De blootstelling aan armaturen met RG1 is bij normaal gebruik niet gevaarlijk aangezien blootstellingstijden hoger dan 100 seconden “onwaarschijnlijk” maar niet onmogelijk zijn aangezien ze tijdens het ontwerp niet kunnen worden voorzien.
De risicogroep RG0 heeft echter een blootstellingsniveau dat hoger is dan 2,8h: men kan met meer veiligheid verklaren dat deze lange blootstelling niet mogelijk is.
De vraag naar lichtbronnen RG0 is dus overbodig. Er staat echter nergens dat het verboden is om naar RG0 te vragen of om ervan uit te gaan dat deze risicogroep gelijk is aan de risicogroep RG1.
Zoals eerder is aangegeven vormt de risicogroep RG0 een optimale en beschermende klasse.

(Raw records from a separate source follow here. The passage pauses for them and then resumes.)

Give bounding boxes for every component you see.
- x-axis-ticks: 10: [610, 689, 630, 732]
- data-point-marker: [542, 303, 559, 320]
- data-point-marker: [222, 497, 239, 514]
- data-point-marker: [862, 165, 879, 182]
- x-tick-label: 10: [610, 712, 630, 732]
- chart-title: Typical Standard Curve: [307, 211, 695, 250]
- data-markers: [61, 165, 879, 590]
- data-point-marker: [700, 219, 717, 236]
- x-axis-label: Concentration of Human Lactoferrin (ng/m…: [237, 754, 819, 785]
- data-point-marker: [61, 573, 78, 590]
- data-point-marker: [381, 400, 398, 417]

Een bedrijf dat ter bescherming van de veiligheid van de operatoren besluit om armaturen met risicogroep RG0 te installeren, kan dus als overmatig voorzichtig worden omschreven. Desondanks kan dit bedrijf niet worden bekritiseerd omdat het vraagt naar de naleving van een parameter die een grotere veiligheid waarborgt.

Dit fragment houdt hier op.